Sevgili dostlar, kıymetli okurlarımız sizlerle her Perşembe bu köşede birlikteyiz. Gerçek Fethiye Gazetemize ve özveriyle görevini yapan arkadaşlarımıza teşekkür ediyorum. Zaman zaman gündeme ilişkin görüşlerimizi paylaşırken bazen de düşündüren alıntılara yer veriyoruz. Bugün sizlerle tebessüm ettirdiği kadar da düşündürecek bir hikâyeye yer vermek istiyorum. Fıkra olarak daha önce duymuş olabilirsiniz. Farklı versiyonlarına da rastlayabilirsiniz. Fıkra deyip verdiği ders kısmını atlarsak bir faydası olmaz. Elde ettiklerimizin ister mal, ister makam olsun helal ve meşru yollardan elde edilmesinin önemini özetle anlatıyor. Birlikte okuyalım.

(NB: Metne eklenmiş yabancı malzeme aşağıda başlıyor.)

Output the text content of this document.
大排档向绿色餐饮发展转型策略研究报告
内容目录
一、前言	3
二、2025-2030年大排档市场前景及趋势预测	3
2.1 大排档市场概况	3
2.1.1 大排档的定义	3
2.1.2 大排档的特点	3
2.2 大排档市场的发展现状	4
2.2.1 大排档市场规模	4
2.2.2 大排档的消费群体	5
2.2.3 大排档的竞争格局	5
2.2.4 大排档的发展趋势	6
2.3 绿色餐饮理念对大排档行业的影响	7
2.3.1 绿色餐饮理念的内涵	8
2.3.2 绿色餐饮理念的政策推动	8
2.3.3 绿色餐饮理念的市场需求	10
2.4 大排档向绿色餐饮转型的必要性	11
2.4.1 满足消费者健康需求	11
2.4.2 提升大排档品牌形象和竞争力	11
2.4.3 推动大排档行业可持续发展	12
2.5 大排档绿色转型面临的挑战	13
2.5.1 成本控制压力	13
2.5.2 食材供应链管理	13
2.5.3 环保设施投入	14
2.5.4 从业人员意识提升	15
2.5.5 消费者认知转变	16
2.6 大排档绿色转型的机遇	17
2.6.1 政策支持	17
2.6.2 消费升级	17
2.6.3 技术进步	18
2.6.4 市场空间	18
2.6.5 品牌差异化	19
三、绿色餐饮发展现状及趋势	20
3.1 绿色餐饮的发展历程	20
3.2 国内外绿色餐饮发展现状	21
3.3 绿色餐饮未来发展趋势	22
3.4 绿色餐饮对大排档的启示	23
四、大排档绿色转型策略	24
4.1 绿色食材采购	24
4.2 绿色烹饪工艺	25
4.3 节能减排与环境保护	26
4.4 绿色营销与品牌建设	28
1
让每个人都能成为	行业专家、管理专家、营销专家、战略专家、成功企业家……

Köyün birisinde hırsızlık yapan ve uyanık geçinen biri alışmış olsa gerek, günlerden bir gün bir at çalmış. Atı satıp paraya çevirme zamanı geldiğini düşünerek, oğluna;
“Al bu atı pazara götür sat. Ben gidersem tanırlar” demiş.
Oğlu da atı satmak için almış pazara götürmüş. Pazarda, komşu köyden adamın biri atı görmüş beğenmiş. Ata iyice bakmış.
“Bunun ayağı sakat” demiş.
Oğlan da;
“Hayır, sakat değil” diye karşılık verince, adam;
“Bir bineyim o zaman” demiş.
Adam ata binmiş, gidiş o gidiş. Oğlan akşam eve gelmiş. Uyanık geçinen hırsız atın satıldığını düşünüp heyecanlanmış.
“Kaça sattın oğlum?” diye sormuş. Oğlu;
“Vallahi baba geldiği fiyata gitti” demiş.
Günlük yaşantımızın hızlı akışında çoğu zaman fark etmesek te bu hikâyenin özetlediği örnekleri bolca görebiliriz. Temennimiz; Allah bizi helal olmayan mal ve meşru şekilde elde edilmeyen imkânlardan muhafaza buyursun. Bugün kısa tutalım. Yeni yazılarda tekrar buluşuncaya kadar sağlıklı, huzurlu ve mutlu kalın. Hoşcakalın.